Is our marriage fixed or broken? I was broken but we are in the process of fixing it. I don’t know how close to done we are. Just when we think we’ve made progress we find something else that we didn’t realize was broken. But we’re working on it together. I’m seeing progress.

I’m paranoid he doesn’t though. Who knows maybe he’ll enlighten us in the morning. Maybe he’ll write his own blog post. Or maybe he’ll comment to mine. Baby? Balls in your court.

5 thoughts on “Me and Pat, Pat and I

  1. Many thoughts came to mind as I read this, but the one that made me laugh was…….you think you'll ever be done !!!??? Marriage is a work in progress and even long after one of you is dead, you'll still be processing things in your mind.
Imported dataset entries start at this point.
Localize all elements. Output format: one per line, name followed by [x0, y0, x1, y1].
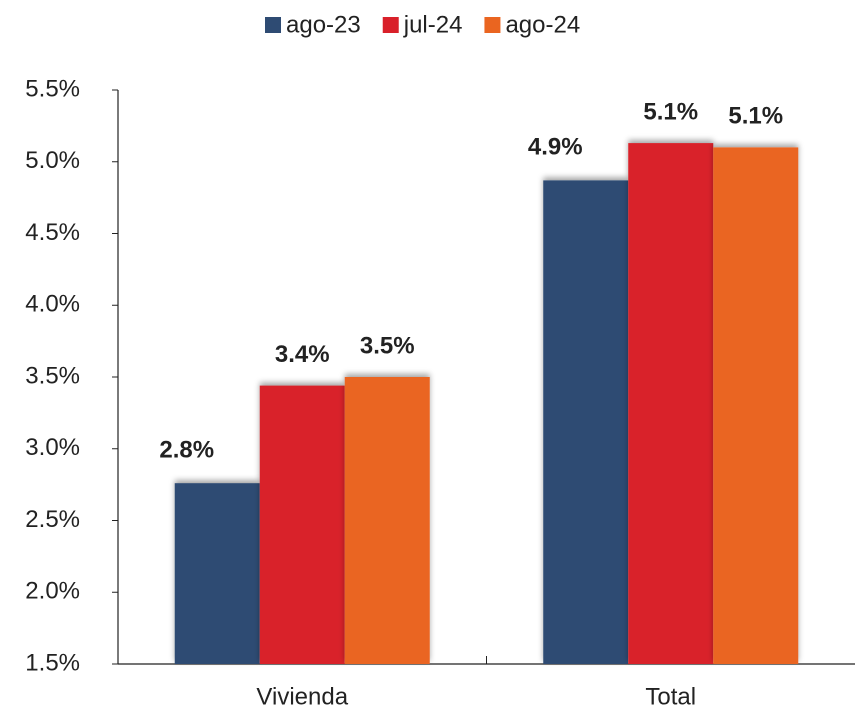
- y-tick-label: 4.5%: [25, 219, 80, 246]
- value-label: 5.1%: [728, 103, 783, 130]
- y-tick-label: 2.5%: [25, 506, 80, 533]
- value-label: 4.9%: [528, 134, 583, 161]
- y-tick-label: 5.5%: [25, 75, 80, 102]
- y-tick-label: 5.0%: [25, 147, 80, 174]
- x-tick-label: Vivienda: [256, 683, 348, 710]
- bar: [713, 147, 799, 664]
- y-tick-label: 4.0%: [25, 291, 80, 318]
- legend-swatch: [265, 17, 281, 33]
- y-tick-label: 3.0%: [25, 434, 80, 461]
- value-label: 3.5%: [360, 332, 415, 359]
- legend-swatch: [484, 17, 501, 33]
- y-tick-label: 2.0%: [25, 578, 80, 605]
- bar: [344, 377, 430, 664]
- value-label: 5.1%: [643, 98, 698, 125]
- bar: [174, 483, 260, 664]
- legend-label: ago-23: [286, 11, 361, 38]
- y-tick-label: 3.5%: [25, 362, 80, 389]
- value-label: 3.4%: [275, 341, 330, 368]
- bar: [543, 180, 629, 664]
- legend-label: jul-24: [403, 11, 463, 38]
- x-tick-label: Total: [645, 683, 696, 710]
- bar: [628, 143, 714, 665]
- bar: [259, 385, 345, 664]
- legend-swatch: [382, 17, 399, 33]
- legend-label: ago-24: [505, 11, 580, 38]
- y-tick-label: 1.5%: [25, 649, 80, 676]
- value-label: 2.8%: [159, 437, 214, 464]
You'll never be done-done. :-)

  2. So glad to hear things are going well with hubby. Fuck exercise? (i'm talking to both of us)…use the Great Indoors!

  3. i understand. "PLEASE MASTER". When i was at "Very Expensive and Useless", a treatment center in Texas, i was in DBT, but only for a few weeks, which made no sense, but anyway, when the Great Powers That Be, The Matriarchy that ran my unit, found out i was trying to lose weight, they made me eat with the EDP girls (another story in its self) and some of them were in DBT too. We used to make fun of the neumonics (sp?) because they sounded so….well…you know…hee. It sounds like it is working good for you, that's great.

  4. I think I'm to the point where I've gotten everything I'm going to get out of it. This is my 4th or 5th time through and it's all starting to sound redundant.